Ironically, all three of these progressives had in common a rather stern countenance. With furrowed brows and dark, haunted eyes, they would expostulate on their optimistic visions of the future. Meanwhile, with a twinkle in his eye, laughing at his own jokes, Chesterton would cheerfully defend such “reactionary” concepts as original sin and the Last Judgment. In public debates, typically he would charm the audience over to his side, then celebrate by hosting his chastened opponent at the nearest pub.
Thin And Cold
Chesterton claimed to distrust “hard, cold, thin people”—and perhaps that’s why I kept thinking of the jolly, fat apologist during my diet. It seems the personality types have reversed. Nowadays in the church, sober-mindedness has won the day. Theologians with long faces lecture us on “the imperatives of the faith.” Political activists scare us with doomsday predictions of holocausts, nuclear and environmental. Heads of Christian relief agencies (a surprising number of whom, oddly, are overweight) report somberly on world hunger and overpopulation.

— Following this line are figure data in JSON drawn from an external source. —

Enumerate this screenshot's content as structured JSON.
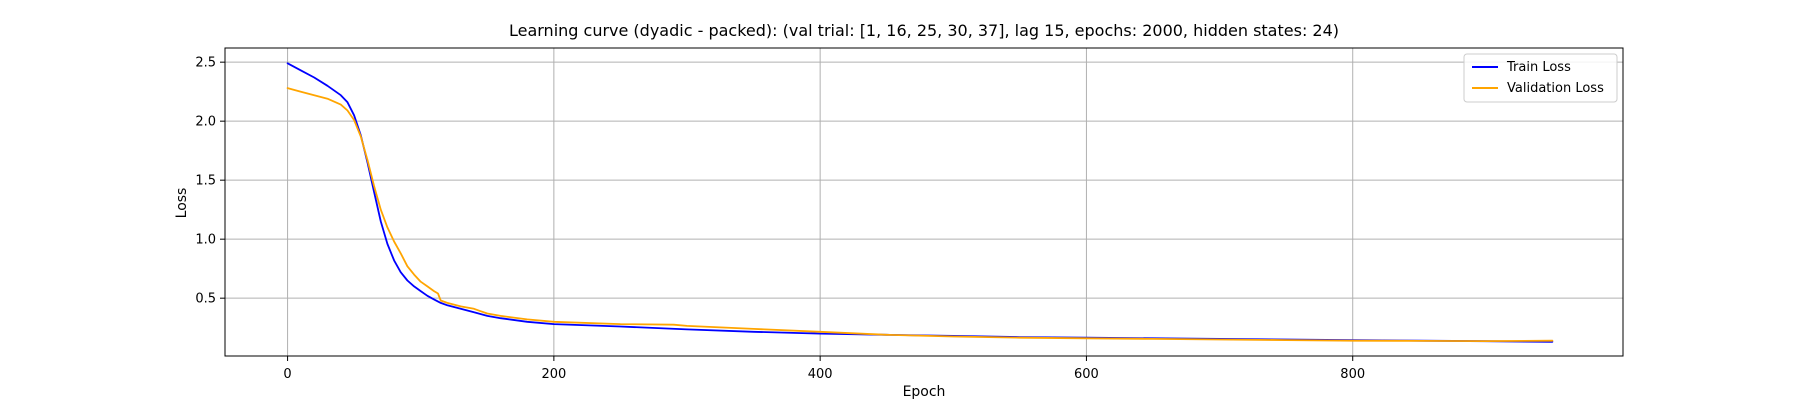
{
  "chart_data": {
    "type": "line",
    "title": "Learning curve (dyadic - packed): (val trial: [1, 16, 25, 30, 37], lag 15, epochs: 2000, hidden states: 24)",
    "xlabel": "Epoch",
    "ylabel": "Loss",
    "xlim": [
      -47,
      1003
    ],
    "ylim": [
      0.01,
      2.62
    ],
    "xticks": [
      0,
      200,
      400,
      600,
      800
    ],
    "xtick_labels": [
      "0",
      "200",
      "400",
      "600",
      "800"
    ],
    "yticks": [
      0.5,
      1.0,
      1.5,
      2.0,
      2.5
    ],
    "ytick_labels": [
      "0.5",
      "1.0",
      "1.5",
      "2.0",
      "2.5"
    ],
    "grid": true,
    "legend_position": "upper right",
    "series": [
      {
        "name": "Train Loss",
        "color": "#0000ff",
        "points": [
          [
            0,
            2.49
          ],
          [
            10,
            2.43
          ],
          [
            20,
            2.37
          ],
          [
            30,
            2.3
          ],
          [
            40,
            2.22
          ],
          [
            45,
            2.16
          ],
          [
            50,
            2.05
          ],
          [
            55,
            1.88
          ],
          [
            60,
            1.65
          ],
          [
            65,
            1.4
          ],
          [
            70,
            1.15
          ],
          [
            75,
            0.96
          ],
          [
            80,
            0.82
          ],
          [
            85,
            0.72
          ],
          [
            90,
            0.65
          ],
          [
            95,
            0.6
          ],
          [
            100,
            0.56
          ],
          [
            105,
            0.52
          ],
          [
            110,
            0.49
          ],
          [
            115,
            0.46
          ],
          [
            120,
            0.44
          ],
          [
            130,
            0.41
          ],
          [
            140,
            0.38
          ],
          [
            150,
            0.35
          ],
          [
            160,
            0.33
          ],
          [
            180,
            0.3
          ],
          [
            200,
            0.28
          ],
          [
            250,
            0.26
          ],
          [
            300,
            0.235
          ],
          [
            350,
            0.215
          ],
          [
            400,
            0.2
          ],
          [
            450,
            0.19
          ],
          [
            500,
            0.18
          ],
          [
            550,
            0.17
          ],
          [
            600,
            0.165
          ],
          [
            650,
            0.16
          ],
          [
            700,
            0.155
          ],
          [
            750,
            0.15
          ],
          [
            800,
            0.145
          ],
          [
            850,
            0.14
          ],
          [
            900,
            0.135
          ],
          [
            950,
            0.13
          ]
        ]
      },
      {
        "name": "Validation Loss",
        "color": "#ffa500",
        "points": [
          [
            0,
            2.28
          ],
          [
            10,
            2.25
          ],
          [
            20,
            2.22
          ],
          [
            30,
            2.19
          ],
          [
            40,
            2.14
          ],
          [
            45,
            2.09
          ],
          [
            50,
            2.01
          ],
          [
            55,
            1.87
          ],
          [
            60,
            1.67
          ],
          [
            65,
            1.45
          ],
          [
            70,
            1.25
          ],
          [
            75,
            1.1
          ],
          [
            80,
            0.98
          ],
          [
            85,
            0.88
          ],
          [
            90,
            0.77
          ],
          [
            95,
            0.7
          ],
          [
            100,
            0.64
          ],
          [
            105,
            0.6
          ],
          [
            110,
            0.56
          ],
          [
            113,
            0.54
          ],
          [
            115,
            0.48
          ],
          [
            120,
            0.46
          ],
          [
            130,
            0.43
          ],
          [
            140,
            0.41
          ],
          [
            145,
            0.39
          ],
          [
            150,
            0.37
          ],
          [
            160,
            0.35
          ],
          [
            180,
            0.32
          ],
          [
            200,
            0.3
          ],
          [
            250,
            0.28
          ],
          [
            290,
            0.275
          ],
          [
            300,
            0.265
          ],
          [
            350,
            0.24
          ],
          [
            400,
            0.215
          ],
          [
            450,
            0.19
          ],
          [
            500,
            0.175
          ],
          [
            550,
            0.165
          ],
          [
            600,
            0.16
          ],
          [
            650,
            0.155
          ],
          [
            700,
            0.15
          ],
          [
            750,
            0.145
          ],
          [
            800,
            0.14
          ],
          [
            850,
            0.138
          ],
          [
            900,
            0.136
          ],
          [
            950,
            0.14
          ]
        ]
      }
    ]
  }
}
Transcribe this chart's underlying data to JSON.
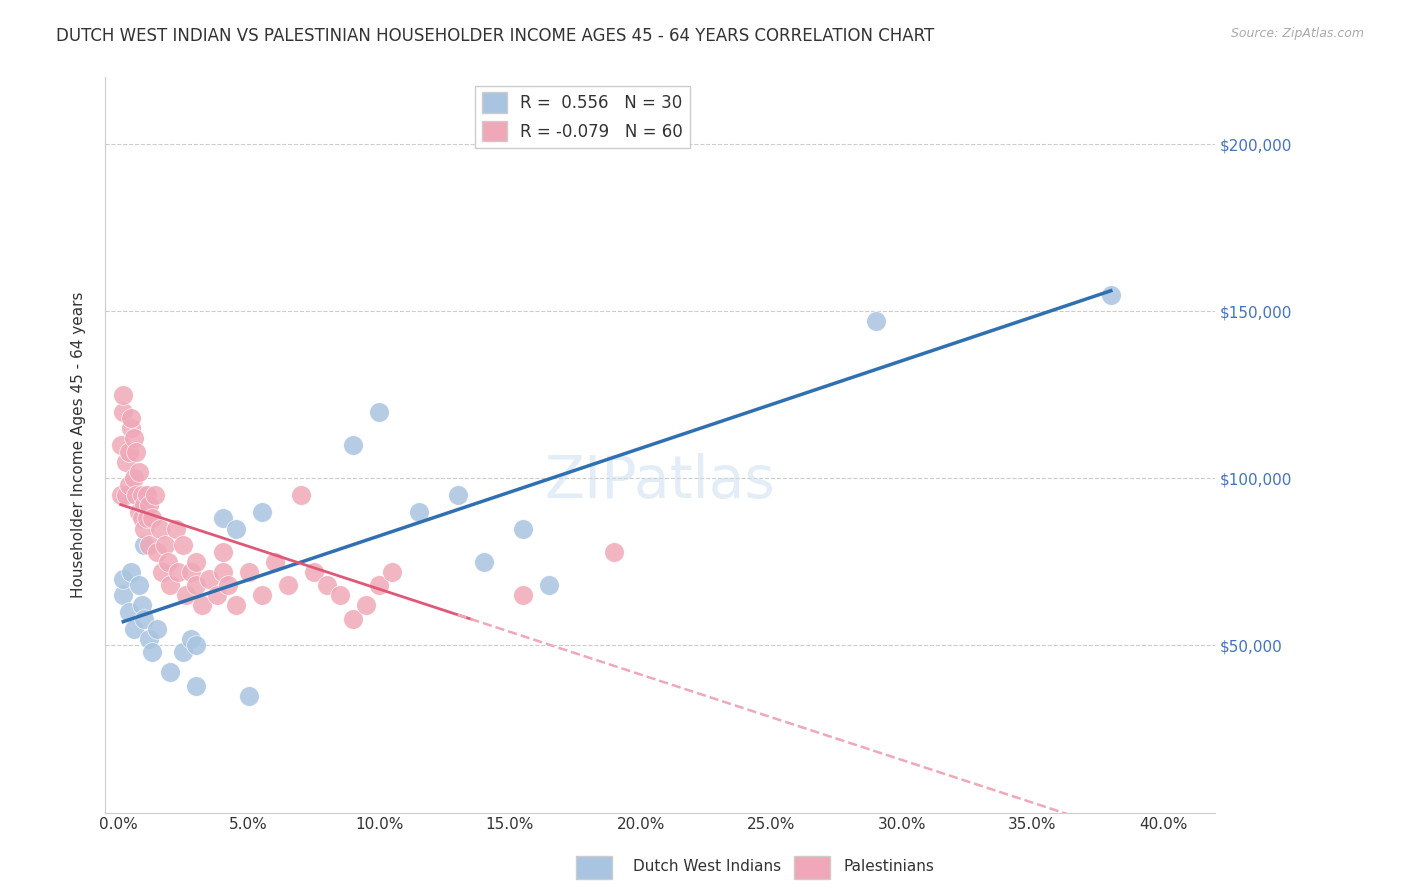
{
  "title": "DUTCH WEST INDIAN VS PALESTINIAN HOUSEHOLDER INCOME AGES 45 - 64 YEARS CORRELATION CHART",
  "source": "Source: ZipAtlas.com",
  "ylabel": "Householder Income Ages 45 - 64 years",
  "xlabel_ticks": [
    "0.0%",
    "5.0%",
    "10.0%",
    "15.0%",
    "20.0%",
    "25.0%",
    "30.0%",
    "35.0%",
    "40.0%"
  ],
  "xlabel_vals": [
    0.0,
    0.05,
    0.1,
    0.15,
    0.2,
    0.25,
    0.3,
    0.35,
    0.4
  ],
  "ytick_labels": [
    "$50,000",
    "$100,000",
    "$150,000",
    "$200,000"
  ],
  "ytick_vals": [
    50000,
    100000,
    150000,
    200000
  ],
  "ylim": [
    0,
    220000
  ],
  "xlim": [
    -0.005,
    0.42
  ],
  "blue_R": 0.556,
  "blue_N": 30,
  "pink_R": -0.079,
  "pink_N": 60,
  "blue_color": "#a8c4e0",
  "pink_color": "#f0a8b8",
  "blue_line_color": "#3070b0",
  "pink_line_color": "#e05878",
  "pink_dashed_color": "#f0a8b8",
  "watermark": "ZIPatlas",
  "blue_x": [
    0.002,
    0.002,
    0.004,
    0.005,
    0.006,
    0.008,
    0.009,
    0.01,
    0.01,
    0.012,
    0.013,
    0.015,
    0.02,
    0.025,
    0.028,
    0.03,
    0.03,
    0.04,
    0.045,
    0.05,
    0.055,
    0.09,
    0.1,
    0.115,
    0.13,
    0.14,
    0.155,
    0.165,
    0.29,
    0.38
  ],
  "blue_y": [
    65000,
    70000,
    60000,
    72000,
    55000,
    68000,
    62000,
    80000,
    58000,
    52000,
    48000,
    55000,
    42000,
    48000,
    52000,
    38000,
    50000,
    88000,
    85000,
    35000,
    90000,
    110000,
    120000,
    90000,
    95000,
    75000,
    85000,
    68000,
    147000,
    155000
  ],
  "pink_x": [
    0.001,
    0.001,
    0.002,
    0.002,
    0.003,
    0.003,
    0.004,
    0.004,
    0.005,
    0.005,
    0.006,
    0.006,
    0.007,
    0.007,
    0.008,
    0.008,
    0.009,
    0.009,
    0.01,
    0.01,
    0.011,
    0.011,
    0.012,
    0.012,
    0.013,
    0.014,
    0.015,
    0.016,
    0.017,
    0.018,
    0.019,
    0.02,
    0.022,
    0.023,
    0.025,
    0.026,
    0.028,
    0.03,
    0.03,
    0.032,
    0.035,
    0.038,
    0.04,
    0.04,
    0.042,
    0.045,
    0.05,
    0.055,
    0.06,
    0.065,
    0.07,
    0.075,
    0.08,
    0.085,
    0.09,
    0.095,
    0.1,
    0.105,
    0.155,
    0.19
  ],
  "pink_y": [
    95000,
    110000,
    120000,
    125000,
    105000,
    95000,
    108000,
    98000,
    115000,
    118000,
    100000,
    112000,
    108000,
    95000,
    90000,
    102000,
    88000,
    95000,
    85000,
    92000,
    88000,
    95000,
    80000,
    92000,
    88000,
    95000,
    78000,
    85000,
    72000,
    80000,
    75000,
    68000,
    85000,
    72000,
    80000,
    65000,
    72000,
    68000,
    75000,
    62000,
    70000,
    65000,
    72000,
    78000,
    68000,
    62000,
    72000,
    65000,
    75000,
    68000,
    95000,
    72000,
    68000,
    65000,
    58000,
    62000,
    68000,
    72000,
    65000,
    78000
  ]
}
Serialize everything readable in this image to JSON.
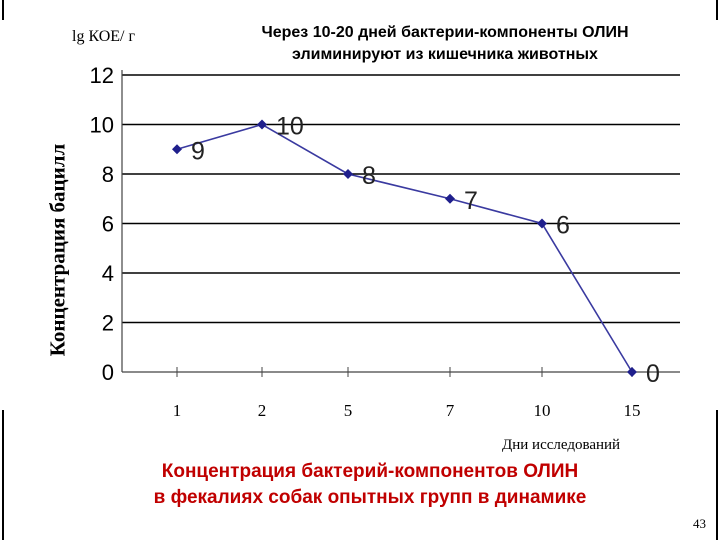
{
  "slide": {
    "top_note_line1": "Через 10-20 дней бактерии-компоненты ОЛИН",
    "top_note_line2": "элиминируют из кишечника животных",
    "caption_line1": "Концентрация бактерий-компонентов ОЛИН",
    "caption_line2": "в фекалиях собак опытных групп в динамике",
    "page_number": "43"
  },
  "chart_data": {
    "type": "line",
    "title": "",
    "unit_label": "lg КОЕ/ г",
    "ylabel": "Концентрация бацилл",
    "xlabel": "Дни исследований",
    "categories": [
      "1",
      "2",
      "5",
      "7",
      "10",
      "15"
    ],
    "series": [
      {
        "values": [
          9,
          10,
          8,
          7,
          6,
          0
        ]
      }
    ],
    "data_labels": [
      "9",
      "10",
      "8",
      "7",
      "6",
      "0"
    ],
    "ylim": [
      0,
      12
    ],
    "yticks": [
      "0",
      "2",
      "4",
      "6",
      "8",
      "10",
      "12"
    ],
    "grid": true,
    "colors": {
      "line": "#3a3aa0",
      "marker": "#1f1f8c",
      "grid": "#000000"
    }
  }
}
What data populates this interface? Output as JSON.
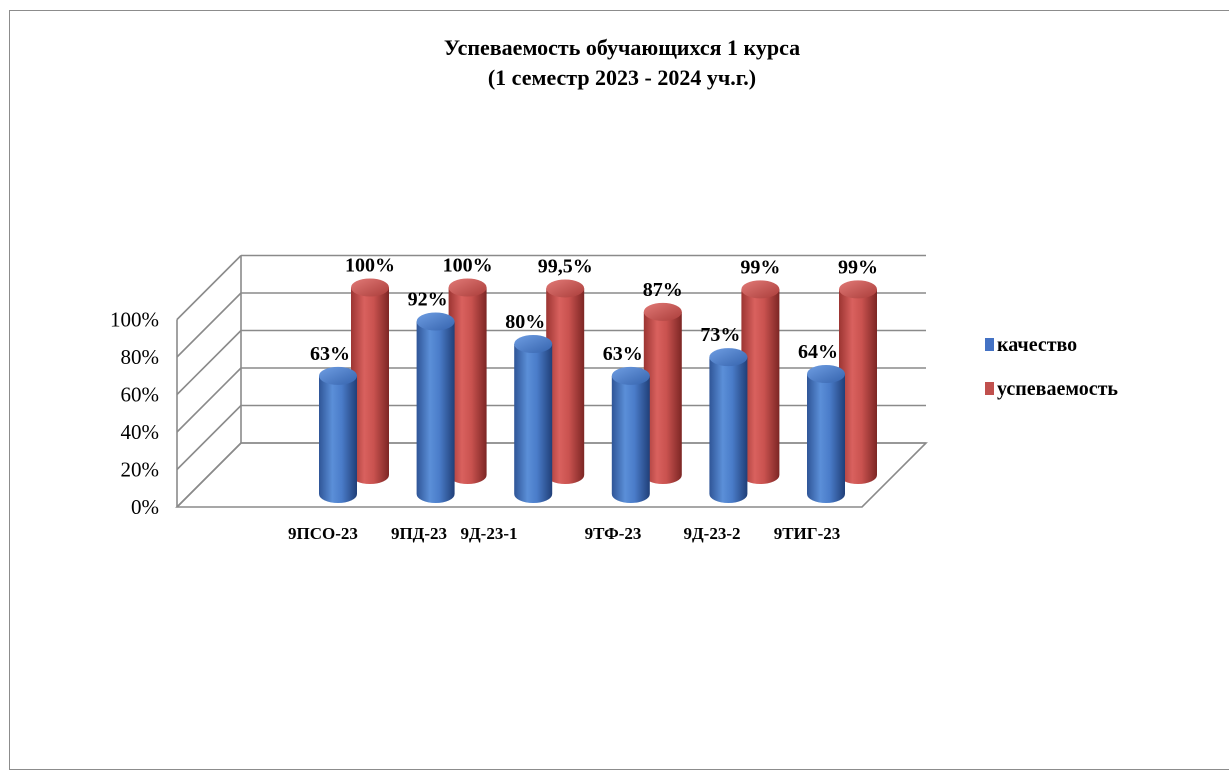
{
  "chart_data": {
    "type": "bar",
    "subtype": "3d-cylinder-clustered",
    "title_line1": "Успеваемость обучающихся 1 курса",
    "title_line2": "(1 семестр 2023 - 2024 уч.г.)",
    "categories": [
      "9ПСО-23",
      "9ПД-23",
      "9Д-23-1",
      "9ТФ-23",
      "9Д-23-2",
      "9ТИГ-23"
    ],
    "series": [
      {
        "name": "качество",
        "color": "#4472C4",
        "values": [
          63,
          92,
          80,
          63,
          73,
          64
        ],
        "labels": [
          "63%",
          "92%",
          "80%",
          "63%",
          "73%",
          "64%"
        ]
      },
      {
        "name": "успеваемость",
        "color": "#C0504D",
        "values": [
          100,
          100,
          99.5,
          87,
          99,
          99
        ],
        "labels": [
          "100%",
          "100%",
          "99,5%",
          "87%",
          "99%",
          "99%"
        ]
      }
    ],
    "y_ticks": [
      "0%",
      "20%",
      "40%",
      "60%",
      "80%",
      "100%"
    ],
    "ylim": [
      0,
      100
    ],
    "grid": true,
    "legend_position": "right"
  }
}
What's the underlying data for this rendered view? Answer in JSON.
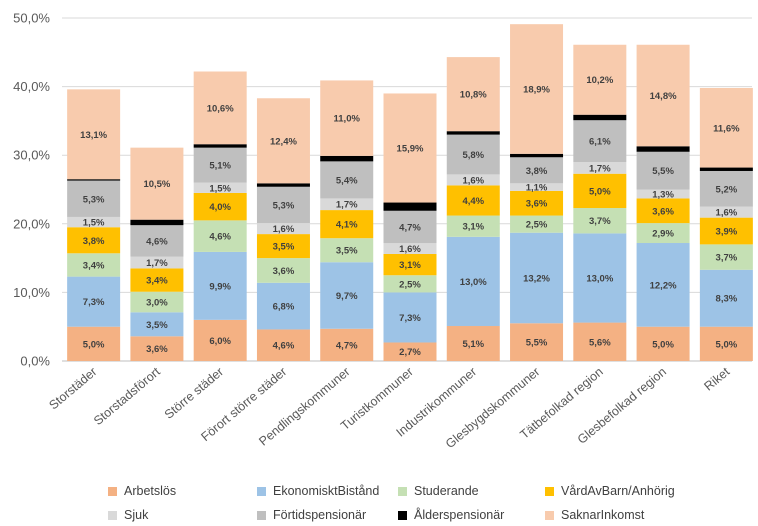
{
  "chart_data": {
    "type": "bar",
    "stacked": true,
    "y_tick_labels": [
      "0,0%",
      "10,0%",
      "20,0%",
      "30,0%",
      "40,0%",
      "50,0%"
    ],
    "ylim": [
      0,
      50
    ],
    "grid": true,
    "legend_placement": "bottom",
    "categories": [
      "Storstäder",
      "Storstadsförort",
      "Större städer",
      "Förort större städer",
      "Pendlingskommuner",
      "Turistkommuner",
      "Industrikommuner",
      "Glesbygdskommuner",
      "Tätbefolkad region",
      "Glesbefolkad region",
      "Riket"
    ],
    "series": [
      {
        "name": "Arbetslös",
        "color": "#F4B183",
        "values": [
          5.0,
          3.6,
          6.0,
          4.6,
          4.7,
          2.7,
          5.1,
          5.5,
          5.6,
          5.0,
          5.0
        ],
        "labels": [
          "5,0%",
          "3,6%",
          "6,0%",
          "4,6%",
          "4,7%",
          "2,7%",
          "5,1%",
          "5,5%",
          "5,6%",
          "5,0%",
          "5,0%"
        ]
      },
      {
        "name": "EkonomisktBistånd",
        "color": "#9DC3E6",
        "values": [
          7.3,
          3.5,
          9.9,
          6.8,
          9.7,
          7.3,
          13.0,
          13.2,
          13.0,
          12.2,
          8.3
        ],
        "labels": [
          "7,3%",
          "3,5%",
          "9,9%",
          "6,8%",
          "9,7%",
          "7,3%",
          "13,0%",
          "13,2%",
          "13,0%",
          "12,2%",
          "8,3%"
        ]
      },
      {
        "name": "Studerande",
        "color": "#C5E0B4",
        "values": [
          3.4,
          3.0,
          4.6,
          3.6,
          3.5,
          2.5,
          3.1,
          2.5,
          3.7,
          2.9,
          3.7
        ],
        "labels": [
          "3,4%",
          "3,0%",
          "4,6%",
          "3,6%",
          "3,5%",
          "2,5%",
          "3,1%",
          "2,5%",
          "3,7%",
          "2,9%",
          "3,7%"
        ]
      },
      {
        "name": "VårdAvBarn/Anhörig",
        "color": "#FFC000",
        "values": [
          3.8,
          3.4,
          4.0,
          3.5,
          4.1,
          3.1,
          4.4,
          3.6,
          5.0,
          3.6,
          3.9
        ],
        "labels": [
          "3,8%",
          "3,4%",
          "4,0%",
          "3,5%",
          "4,1%",
          "3,1%",
          "4,4%",
          "3,6%",
          "5,0%",
          "3,6%",
          "3,9%"
        ]
      },
      {
        "name": "Sjuk",
        "color": "#D9D9D9",
        "values": [
          1.5,
          1.7,
          1.5,
          1.6,
          1.7,
          1.6,
          1.6,
          1.1,
          1.7,
          1.3,
          1.6
        ],
        "labels": [
          "1,5%",
          "1,7%",
          "1,5%",
          "1,6%",
          "1,7%",
          "1,6%",
          "1,6%",
          "1,1%",
          "1,7%",
          "1,3%",
          "1,6%"
        ]
      },
      {
        "name": "Förtidspensionär",
        "color": "#BFBFBF",
        "values": [
          5.3,
          4.6,
          5.1,
          5.3,
          5.4,
          4.7,
          5.8,
          3.8,
          6.1,
          5.5,
          5.2
        ],
        "labels": [
          "5,3%",
          "4,6%",
          "5,1%",
          "5,3%",
          "5,4%",
          "4,7%",
          "5,8%",
          "3,8%",
          "6,1%",
          "5,5%",
          "5,2%"
        ]
      },
      {
        "name": "Ålderspensionär",
        "color": "#000000",
        "values": [
          0.2,
          0.8,
          0.5,
          0.5,
          0.8,
          1.2,
          0.5,
          0.5,
          0.8,
          0.8,
          0.5
        ],
        "labels": [
          "",
          "",
          "",
          "",
          "",
          "",
          "",
          "",
          "",
          "",
          ""
        ]
      },
      {
        "name": "SaknarInkomst",
        "color": "#F8CBAD",
        "values": [
          13.1,
          10.5,
          10.6,
          12.4,
          11.0,
          15.9,
          10.8,
          18.9,
          10.2,
          14.8,
          11.6
        ],
        "labels": [
          "13,1%",
          "10,5%",
          "10,6%",
          "12,4%",
          "11,0%",
          "15,9%",
          "10,8%",
          "18,9%",
          "10,2%",
          "14,8%",
          "11,6%"
        ]
      }
    ]
  }
}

And I, columnist for an evangelical magazine writing in isolation from my basement, go on a crash diet to shed 13 pounds. Thirteen! Chesterton could gain that much from one meal.
Don’t get me wrong. I am not suggesting a churchwide eating binge. I know that gluttony is one of the seven deadly sins, and that obesity involves health risks comparable to those from smoking and drinking. What troubles me, though, is whether we have unconsciously accepted the model of “hard, cold, thin people” as the ideal Christian personality.
I sometimes wish the Bible had included more physical descriptions of its characters. I envision the apostle Paul as thin (too much prison gruel). But what of Jeremiah? Have we reason to believe that a prophet who exercised so little emotional control would strictly regulate his appetite? Or what of King Solomon, who spread his table with foreign delicacies? I imagine that the people in the Bible manifested the same range of personality types and physical shapes as one might find in the average airport terminal today.
I don’t regret going on my first diet. But I did discover that, like sports, scholarship, and anything else requiring discipline and self-control, dieting offers temptations toward a spirit of pride, superiority, and self-righteousness. G. K. Chesterton has reminded me there is more to life than being thin. “Despair,” he once said, “does not lie in being weary of suffering, but in being weary of joy.” Chesterton, with all his excess, never wearied of joy.
My diet goals successfully met, I’m left with one nagging question: Is it possible to be a soft, warm, thin person?